Rather than optimising individual channels independently, organisations increasingly need consistency across every public-facing source that AI systems may reference.

Visibility, however, is only one side of the equation.

Reputation is becoming equally important.

BrightEdge's latest analysis found that negative sentiment appears in a relatively small proportion of AI-generated brand mentions. Yet because AI responses are repeated across thousands or millions of similar queries, even a small percentage can influence public perception at scale.

The study found that Google AI Overviews were somewhat more likely to surface controversy related to lawsuits, recalls or regulatory actions, while ChatGPT more frequently highlighted product limitations and value comparisons.

Jim Yu, Founder and Executive Chairman of BrightEdge, argues that brands should not focus exclusively on being mentioned.

"The conversation has shifted from simply earning visibility to understanding the context in which brands appear."

That distinction matters.

Being recommended as an industry leader creates a very different impression from being cited primarily in connection with customer complaints or product issues.

As marketers begin monitoring AI visibility, many are discovering that frequency alone provides only part of the picture.

Context, sentiment and source credibility matter just as much.

This growing complexity explains why technology providers are introducing dedicated AI visibility dashboards.

Google has added AI-specific reporting within Search Console, while several SEO platforms now measure AI mentions, citations, sentiment and share of voice separately from conventional search metrics.

Although the methodologies differ, the overall direction is clear.

AI visibility is gradually becoming a measurable performance indicator in its own right.

It is also becoming one that extends across multiple departments.

Marketing teams need consistent messaging.

Communications teams need credible media coverage.

Product teams need accurate documentation.

Executives need active professional profiles.

Customer experience teams need to address recurring concerns that AI models may repeatedly surface.

The responsibility no longer sits within SEO alone.

For marketers, perhaps the biggest takeaway is that AI has not replaced search. Instead, it has added another layer between consumers and brands.

People still visit websites, compare reviews and make their own decisions. But increasingly, those journeys begin with a conversation rather than a search box.
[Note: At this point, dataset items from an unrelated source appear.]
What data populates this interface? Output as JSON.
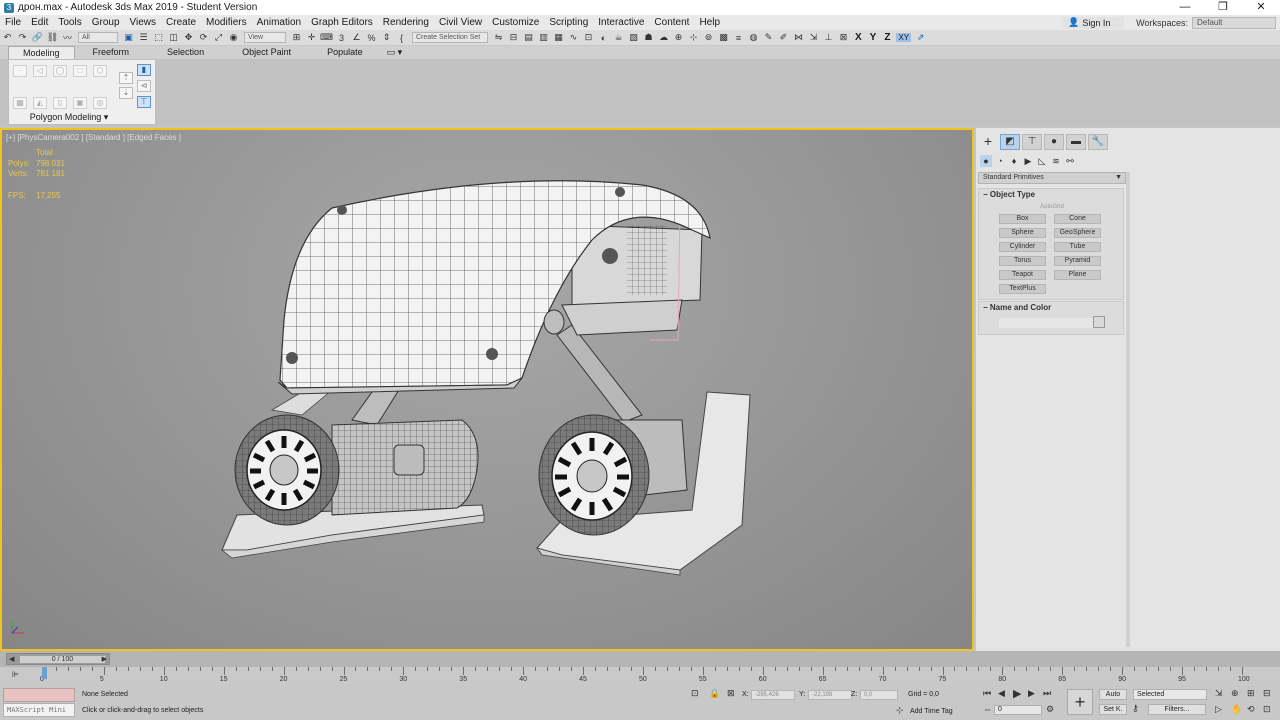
{
  "window": {
    "title": "дрон.max - Autodesk 3ds Max 2019 - Student Version",
    "controls": [
      "—",
      "❐",
      "✕"
    ]
  },
  "menu": {
    "items": [
      "File",
      "Edit",
      "Tools",
      "Group",
      "Views",
      "Create",
      "Modifiers",
      "Animation",
      "Graph Editors",
      "Rendering",
      "Civil View",
      "Customize",
      "Scripting",
      "Interactive",
      "Content",
      "Help"
    ],
    "sign_in": "Sign In",
    "workspaces_label": "Workspaces:",
    "workspace_value": "Default"
  },
  "toolbar": {
    "filter_value": "All",
    "ref_coord_value": "View",
    "selection_set_placeholder": "Create Selection Set",
    "axis_x": "X",
    "axis_y": "Y",
    "axis_z": "Z",
    "axis_xy": "XY"
  },
  "ribbon": {
    "tabs": [
      "Modeling",
      "Freeform",
      "Selection",
      "Object Paint",
      "Populate"
    ],
    "active_tab": "Modeling",
    "panel_title": "Polygon Modeling ▾"
  },
  "viewport": {
    "label": "[+] [PhysCamera002 ] [Standard ] [Edged Faces ]",
    "stats": {
      "header": "Total",
      "polys_label": "Polys:",
      "polys_value": "798 031",
      "verts_label": "Verts:",
      "verts_value": "781 181",
      "fps_label": "FPS:",
      "fps_value": "17,255"
    },
    "border_color": "#f0c419"
  },
  "command_panel": {
    "category": "Standard Primitives",
    "object_type_title": "Object Type",
    "autogrid": "AutoGrid",
    "primitives": [
      "Box",
      "Cone",
      "Sphere",
      "GeoSphere",
      "Cylinder",
      "Tube",
      "Torus",
      "Pyramid",
      "Teapot",
      "Plane",
      "TextPlus"
    ],
    "name_color_title": "Name and Color"
  },
  "timeline": {
    "slider_text": "0 / 100",
    "ticks": [
      "0",
      "5",
      "10",
      "15",
      "20",
      "25",
      "30",
      "35",
      "40",
      "45",
      "50",
      "55",
      "60",
      "65",
      "70",
      "75",
      "80",
      "85",
      "90",
      "95",
      "100"
    ]
  },
  "status": {
    "maxscript_label": "MAXScript Mini",
    "selected": "None Selected",
    "prompt": "Click or click-and-drag to select objects",
    "x_label": "X:",
    "x_value": "-295,426",
    "y_label": "Y:",
    "y_value": "-22,198",
    "z_label": "Z:",
    "z_value": "0,0",
    "grid": "Grid = 0,0",
    "add_time_tag": "Add Time Tag",
    "auto": "Auto",
    "selected_drop": "Selected",
    "set_key": "Set K.",
    "filters": "Filters...",
    "current_frame": "0"
  }
}
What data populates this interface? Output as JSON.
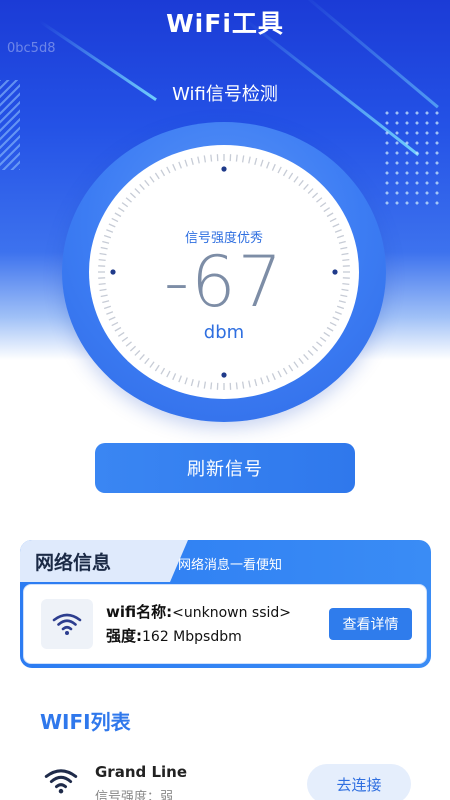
{
  "app": {
    "title": "WiFi工具",
    "hex_tag": "0bc5d8"
  },
  "gauge": {
    "section_title": "Wifi信号检测",
    "status": "信号强度优秀",
    "value": "-67",
    "unit": "dbm"
  },
  "actions": {
    "refresh_label": "刷新信号"
  },
  "network_info": {
    "tab_label": "网络信息",
    "subtitle": "网络消息一看便知",
    "name_label": "wifi名称:",
    "name_value": "<unknown ssid>",
    "strength_label": "强度:",
    "strength_value": "162 Mbpsdbm",
    "detail_label": "查看详情"
  },
  "wifi_list": {
    "title": "WIFI列表",
    "items": [
      {
        "name": "Grand Line",
        "strength_text": "信号强度：弱",
        "connect_label": "去连接"
      }
    ]
  },
  "colors": {
    "accent": "#2f78ec",
    "hero": "#1b3bd6"
  },
  "icons": [
    "wifi-icon"
  ]
}
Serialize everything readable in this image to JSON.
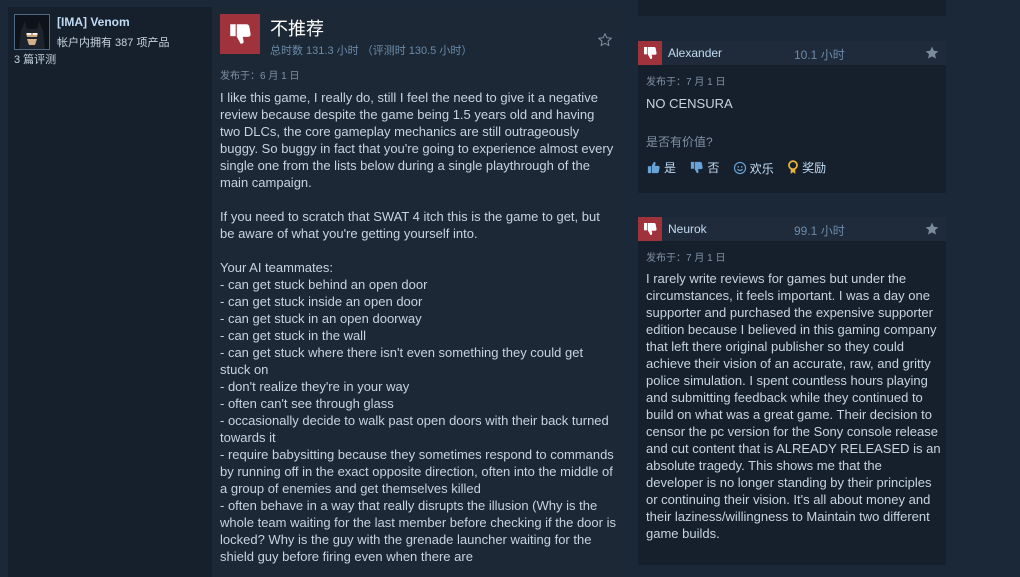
{
  "user": {
    "name": "[IMA] Venom",
    "products": "帐户内拥有 387 项产品",
    "reviews": "3 篇评测"
  },
  "review": {
    "verdict": "不推荐",
    "hours": "总时数 131.3 小时  （评测时 130.5 小时）",
    "posted": "发布于：6 月 1 日",
    "text": "I like this game, I really do, still I feel the need to give it a negative review because despite the game being 1.5 years old and having two DLCs, the core gameplay mechanics are still outrageously buggy. So buggy in fact that you're going to experience almost every single one from the lists below during a single playthrough of the main campaign.\n\nIf you need to scratch that SWAT 4 itch this is the game to get, but be aware of what you're getting yourself into.\n\nYour AI teammates:\n- can get stuck behind an open door\n- can get stuck inside an open door\n- can get stuck in an open doorway\n- can get stuck in the wall\n- can get stuck where there isn't even something they could get stuck on\n- don't realize they're in your way\n- often can't see through glass\n- occasionally decide to walk past open doors with their back turned towards it\n- require babysitting because they sometimes respond to commands by running off in the exact opposite direction, often into the middle of a group of enemies and get themselves killed\n- often behave in a way that really disrupts the illusion (Why is the whole team waiting for the last member before checking if the door is locked? Why is the guy with the grenade launcher waiting for the shield guy before firing even when there are"
  },
  "side_reviews": [
    {
      "author": "Alexander",
      "hours": "10.1 小时",
      "posted": "发布于：7 月 1 日",
      "text": "NO CENSURA",
      "helpful_question": "是否有价值?",
      "buttons": {
        "yes": "是",
        "no": "否",
        "funny": "欢乐",
        "award": "奖励"
      }
    },
    {
      "author": "Neurok",
      "hours": "99.1 小时",
      "posted": "发布于：7 月 1 日",
      "text": "I rarely write reviews for games but under the circumstances, it feels important. I was a day one supporter and purchased the expensive supporter edition because I believed in this gaming company that left there original publisher so they could achieve their vision of an accurate, raw, and gritty police simulation. I spent countless hours playing and submitting feedback while they continued to build on what was a great game. Their decision to censor the pc version for the Sony console release and cut content that is ALREADY RELEASED is an absolute tragedy. This shows me that the developer is no longer standing by their principles or continuing their vision. It's all about money and their laziness/willingness to Maintain two different game builds."
    }
  ],
  "colors": {
    "background": "#1b2838",
    "card": "#16202d",
    "not_recommended": "#a0323b",
    "link_text": "#c1dbf4"
  },
  "icons": {
    "thumbs_down": "thumbs-down-icon",
    "star": "star-icon",
    "thumbs_up": "thumbs-up-icon",
    "smiley": "smiley-icon",
    "award": "award-icon"
  }
}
Whether that conversation includes a particular brand is becoming an increasingly important question.

The available evidence suggests there is no single tactic that guarantees inclusion.

Instead, AI models appear to reward brands that demonstrate authority across multiple trusted sources, maintain accurate and consistent public information, earn regular editorial coverage and continue contributing useful expertise to the wider digital ecosystem.

For years, marketers competed to appear on the first page of search results.

Today, they face a different challenge.

When AI reduces an entire category to three recommendations, being absent from that answer may become just as significant as losing a top search ranking.

The race for visibility has not disappeared.

It has simply moved into the conversation. 

Disclaimer: All data points and statistics are attributed to published research studies and verified market research. All quotes are either sourced directly or attributed to public statements.